What agents remember.
Memory is the difference between a stateless script and an intelligent agent. We're testing every major memory architecture — in-context buffers, vector stores, structured entity memory, and hybrid routers — to find where each one breaks and what it actually costs to get recall right.
Four architectures under test.
In-Context Window Buffer
Naive approach: keep recent turns in context. Cheap and fast for short workflows. Degrades sharply past 8k tokens — context compression is required.
Vector Store Episodic Memory
Embed conversation summaries into a vector DB. Retrieve top-k on new query. Recall accuracy: 84% at k=3, 91% at k=6. Latency adds ~120ms per retrieve.
Structured Entity Memory
Extract named entities and facts from conversations, store as typed records. Agents query memory as a structured DB. Zero hallucinated facts in 200 test runs.
Hybrid Memory Router
Route memory reads to in-context, vector, or structured store based on query type. Classifier adds 18ms overhead but reduces retrieve cost by 60%.
What the data says.
Three findings with enough runs behind them to publish. More land in our weekly newsletter as we validate them.
Storing raw conversation turns verbatim produces recall rates of 61% at k=3. Summarising each turn into a structured fact bundle before embedding raises recall to 84%. The compression step costs ~200ms but pays off within the second retrieval.

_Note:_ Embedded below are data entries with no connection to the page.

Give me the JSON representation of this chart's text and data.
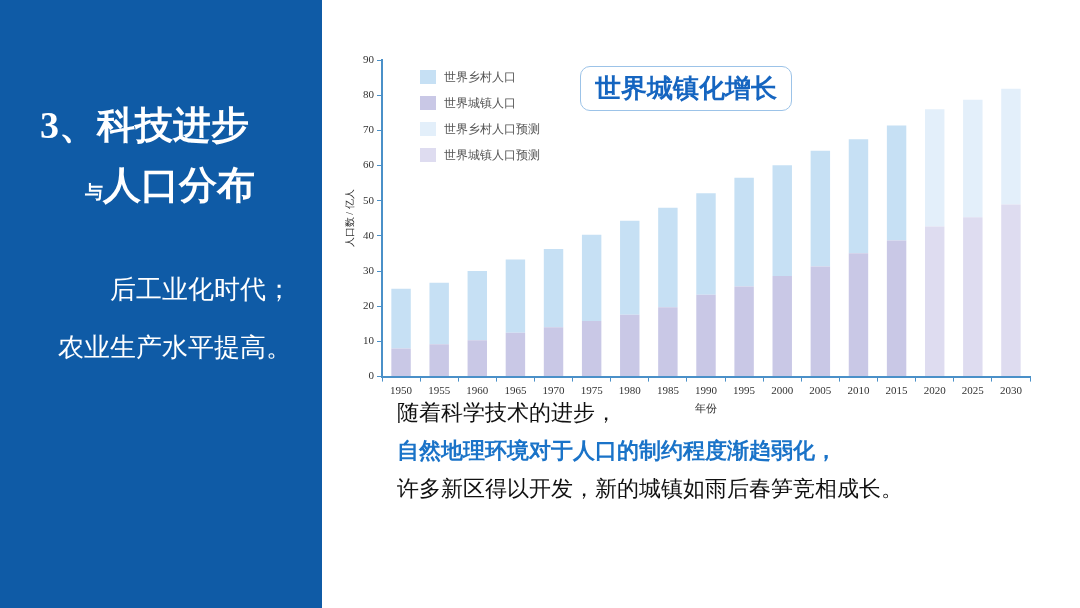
{
  "chart_data": {
    "type": "bar",
    "stacked": true,
    "title": "世界城镇化增长",
    "xlabel": "年份",
    "ylabel": "人口数 / 亿人",
    "categories": [
      "1950",
      "1955",
      "1960",
      "1965",
      "1970",
      "1975",
      "1980",
      "1985",
      "1990",
      "1995",
      "2000",
      "2005",
      "2010",
      "2015",
      "2020",
      "2025",
      "2030"
    ],
    "series": [
      {
        "name": "世界城镇人口",
        "color": "#c9c8e6",
        "values": [
          8,
          9.2,
          10.3,
          12.5,
          14,
          15.8,
          17.6,
          19.7,
          23.3,
          25.6,
          28.6,
          31.3,
          35.1,
          38.7,
          null,
          null,
          null
        ]
      },
      {
        "name": "世界城镇人口预测",
        "color": "#dedcf0",
        "values": [
          null,
          null,
          null,
          null,
          null,
          null,
          null,
          null,
          null,
          null,
          null,
          null,
          null,
          null,
          42.7,
          45.3,
          48.9
        ]
      },
      {
        "name": "世界乡村人口",
        "color": "#c6e0f4",
        "values": [
          17,
          17.5,
          19.7,
          20.8,
          22.3,
          24.5,
          26.7,
          28.3,
          28.8,
          30.9,
          31.5,
          32.9,
          32.4,
          32.7,
          null,
          null,
          null
        ]
      },
      {
        "name": "世界乡村人口预测",
        "color": "#e3effa",
        "values": [
          null,
          null,
          null,
          null,
          null,
          null,
          null,
          null,
          null,
          null,
          null,
          null,
          null,
          null,
          33.3,
          33.4,
          32.9
        ]
      }
    ],
    "ylim": [
      0,
      90
    ],
    "yticks": [
      0,
      10,
      20,
      30,
      40,
      50,
      60,
      70,
      80,
      90
    ],
    "grid": false,
    "legend": "top left",
    "annotations": [
      "3、科技进步",
      "与人口分布",
      "后工业化时代；",
      "农业生产水平提高。",
      "随着科学技术的进步，",
      "自然地理环境对于人口的制约程度渐趋弱化，",
      "许多新区得以开发，新的城镇如雨后春笋竞相成长。"
    ]
  }
}
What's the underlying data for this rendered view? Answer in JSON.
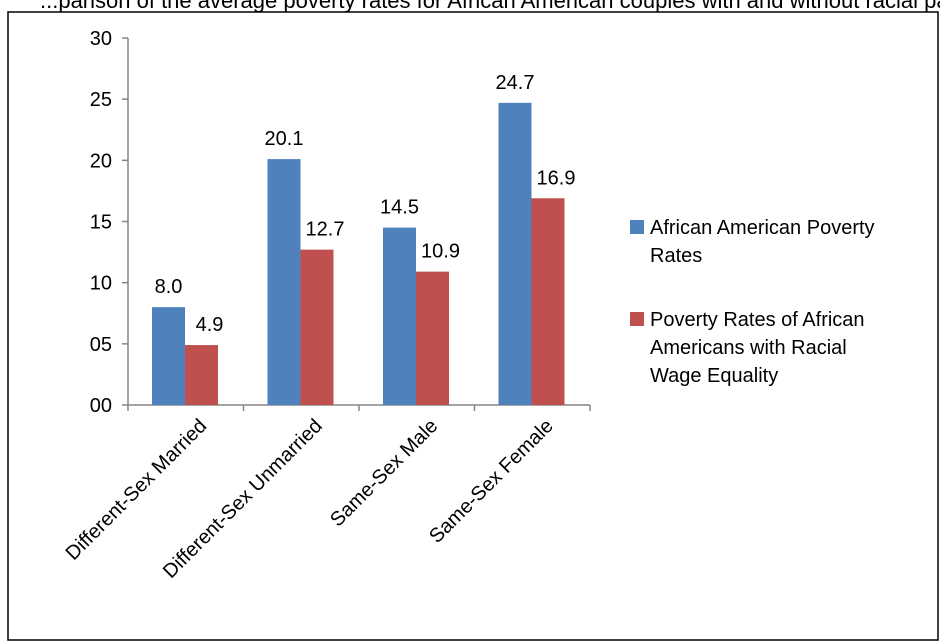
{
  "header_text": "...parison of the average poverty rates for African American couples with and without racial pay equity ...",
  "chart_data": {
    "type": "bar",
    "categories": [
      "Different-Sex Married",
      "Different-Sex Unmarried",
      "Same-Sex Male",
      "Same-Sex Female"
    ],
    "series": [
      {
        "name_lines": [
          "African American Poverty",
          "Rates"
        ],
        "values": [
          8.0,
          20.1,
          14.5,
          24.7
        ],
        "labels": [
          "8.0",
          "20.1",
          "14.5",
          "24.7"
        ],
        "color": "#4F81BD"
      },
      {
        "name_lines": [
          "Poverty Rates of African",
          "Americans with Racial",
          "Wage Equality"
        ],
        "values": [
          4.9,
          12.7,
          10.9,
          16.9
        ],
        "labels": [
          "4.9",
          "12.7",
          "10.9",
          "16.9"
        ],
        "color": "#C0504D"
      }
    ],
    "ylim": [
      0,
      30
    ],
    "yticks": [
      "00",
      "05",
      "10",
      "15",
      "20",
      "25",
      "30"
    ],
    "legend_position": "right",
    "grid": false
  }
}
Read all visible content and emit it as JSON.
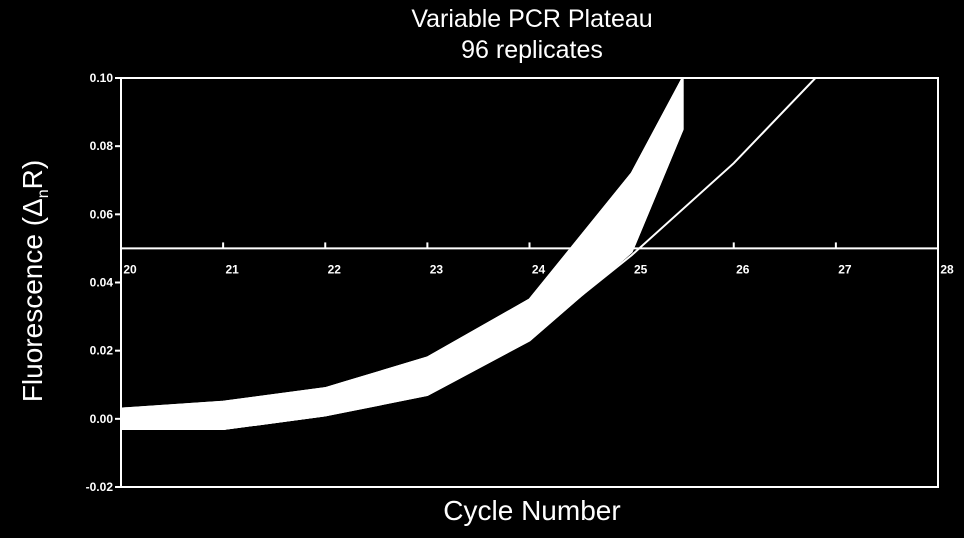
{
  "chart_data": {
    "type": "line",
    "title": "Variable PCR Plateau",
    "subtitle": "96 replicates",
    "xlabel": "Cycle Number",
    "ylabel": "Fluorescence (",
    "ylabel_delta": "Δ",
    "ylabel_sub": "n",
    "ylabel_end": "R)",
    "x_ticks": [
      "20",
      "21",
      "22",
      "23",
      "24",
      "25",
      "26",
      "27",
      "28"
    ],
    "y_ticks": [
      "0.10",
      "0.08",
      "0.06",
      "0.04",
      "0.02",
      "0.00",
      "-0.02"
    ],
    "xlim": [
      20,
      28
    ],
    "ylim": [
      -0.02,
      0.1
    ],
    "threshold": 0.05,
    "grid": false,
    "background": "#000000",
    "line_color": "#ffffff",
    "x": [
      20,
      21,
      22,
      23,
      24,
      25,
      25.5
    ],
    "series": [
      {
        "values": [
          0.003,
          0.005,
          0.009,
          0.018,
          0.035,
          0.072,
          0.1
        ]
      },
      {
        "values": [
          0.002,
          0.004,
          0.008,
          0.017,
          0.034,
          0.07,
          0.1
        ]
      },
      {
        "values": [
          0.001,
          0.003,
          0.008,
          0.016,
          0.033,
          0.068,
          0.1
        ]
      },
      {
        "values": [
          0.0,
          0.003,
          0.007,
          0.015,
          0.032,
          0.066,
          0.1
        ]
      },
      {
        "values": [
          -0.001,
          0.002,
          0.006,
          0.014,
          0.031,
          0.064,
          0.1
        ]
      },
      {
        "values": [
          -0.001,
          0.001,
          0.005,
          0.013,
          0.03,
          0.062,
          0.1
        ]
      },
      {
        "values": [
          -0.002,
          0.0,
          0.004,
          0.012,
          0.029,
          0.06,
          0.098
        ]
      },
      {
        "values": [
          -0.002,
          -0.001,
          0.003,
          0.011,
          0.028,
          0.058,
          0.095
        ]
      },
      {
        "values": [
          0.0,
          -0.002,
          0.002,
          0.009,
          0.025,
          0.055,
          0.09
        ]
      },
      {
        "values": [
          -0.003,
          -0.003,
          0.001,
          0.008,
          0.024,
          0.052,
          0.088
        ]
      },
      {
        "values": [
          -0.003,
          -0.003,
          0.001,
          0.007,
          0.023,
          0.049,
          0.085
        ]
      }
    ],
    "late_series": {
      "x": [
        20,
        21,
        22,
        23,
        24,
        25,
        26,
        26.8
      ],
      "values": [
        -0.003,
        -0.003,
        0.002,
        0.008,
        0.024,
        0.048,
        0.075,
        0.1
      ]
    }
  }
}
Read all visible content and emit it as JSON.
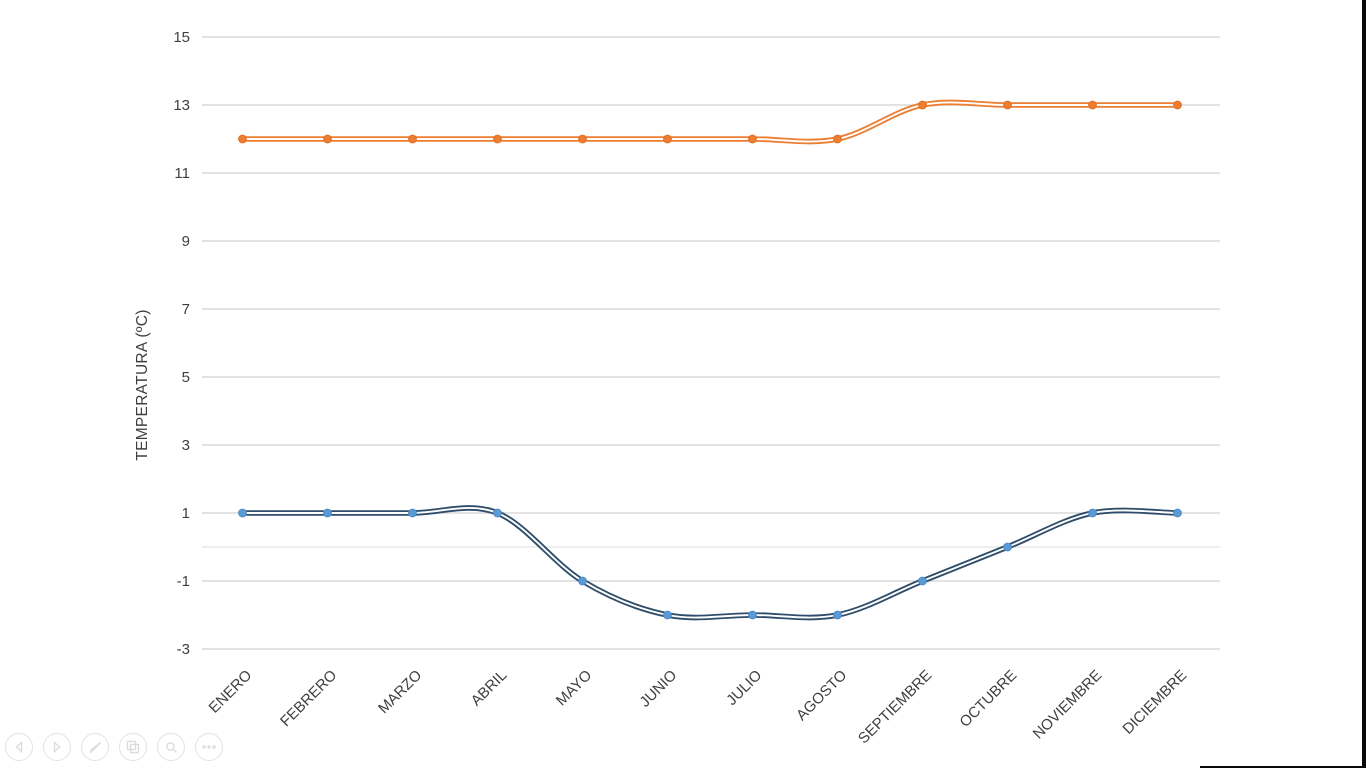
{
  "slide": {
    "background": "#FFFFFF"
  },
  "chart_data": {
    "type": "line",
    "smooth": true,
    "line_style": "double",
    "title": "",
    "xlabel": "",
    "ylabel": "TEMPERATURA (ºC)",
    "categories": [
      "ENERO",
      "FEBRERO",
      "MARZO",
      "ABRIL",
      "MAYO",
      "JUNIO",
      "JULIO",
      "AGOSTO",
      "SEPTIEMBRE",
      "OCTUBRE",
      "NOVIEMBRE",
      "DICIEMBRE"
    ],
    "series": [
      {
        "name": "blue-series",
        "values": [
          1,
          1,
          1,
          1,
          -1,
          -2,
          -2,
          -2,
          -1,
          0,
          1,
          1
        ],
        "line_color": "#2E4D6A",
        "marker_color": "#5B9BD5",
        "marker_edge_color": "#4E8AC8"
      },
      {
        "name": "orange-series",
        "values": [
          12,
          12,
          12,
          12,
          12,
          12,
          12,
          12,
          13,
          13,
          13,
          13
        ],
        "line_color": "#ED7D31",
        "marker_color": "#ED7D31",
        "marker_edge_color": "#E06F22"
      }
    ],
    "yticks": [
      15,
      13,
      11,
      9,
      7,
      5,
      3,
      1,
      -1,
      -3
    ],
    "ylim": [
      -4,
      16
    ],
    "grid": true,
    "legend": false,
    "axis_line_value": 0,
    "grid_color": "#D2D2D2",
    "zero_axis_color": "#E4E4E4",
    "tick_label_color": "#3F3F3F"
  },
  "controls": {
    "items": [
      {
        "name": "previous-slide",
        "icon": "chevron-left-icon"
      },
      {
        "name": "next-slide",
        "icon": "chevron-right-icon"
      },
      {
        "name": "pen",
        "icon": "pen-icon"
      },
      {
        "name": "see-all-slides",
        "icon": "slides-grid-icon"
      },
      {
        "name": "zoom",
        "icon": "magnifier-icon"
      },
      {
        "name": "more-options",
        "icon": "ellipsis-icon"
      }
    ]
  }
}
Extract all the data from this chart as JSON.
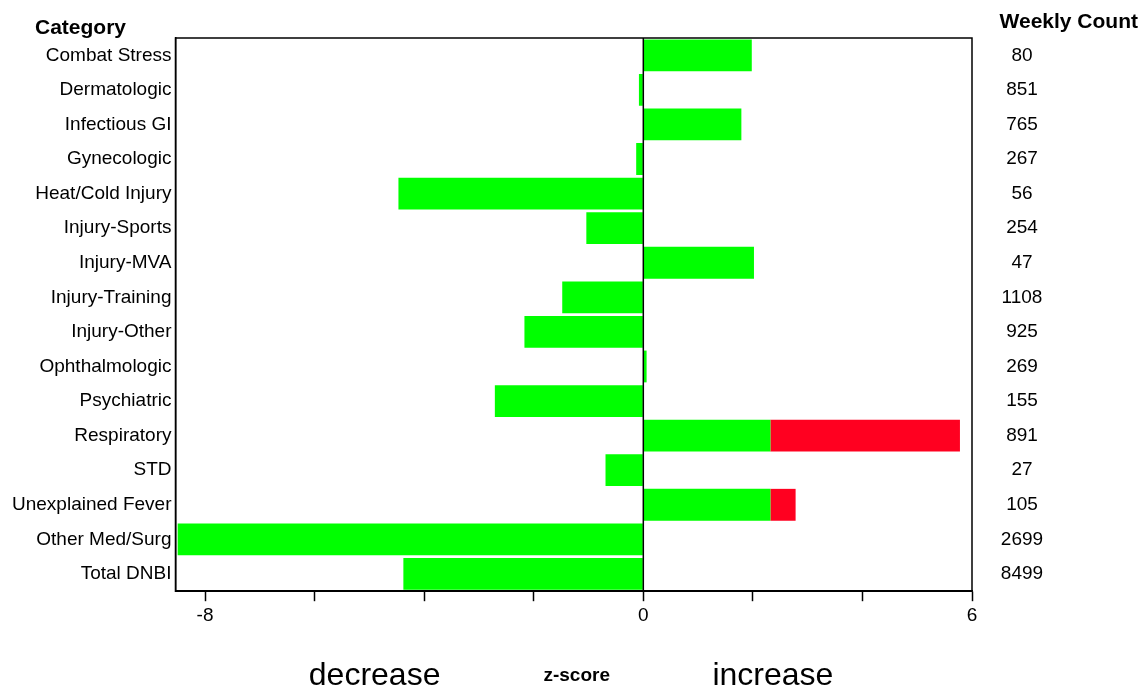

In CRM-style agents (track a contact across 20 sessions), structured entity memory had zero hallucinated facts vs. 6.2% hallucination rate from vector-only retrieval. Cost: a Postgres row vs. an embedding API call per fact.
The biggest mistake we see is over-engineering memory for short workflows. If an agent handles tasks under 10 turns and doesn't need cross-session recall, in-context buffer + a conversation summary at session end is sufficient and 80% cheaper than a vector store.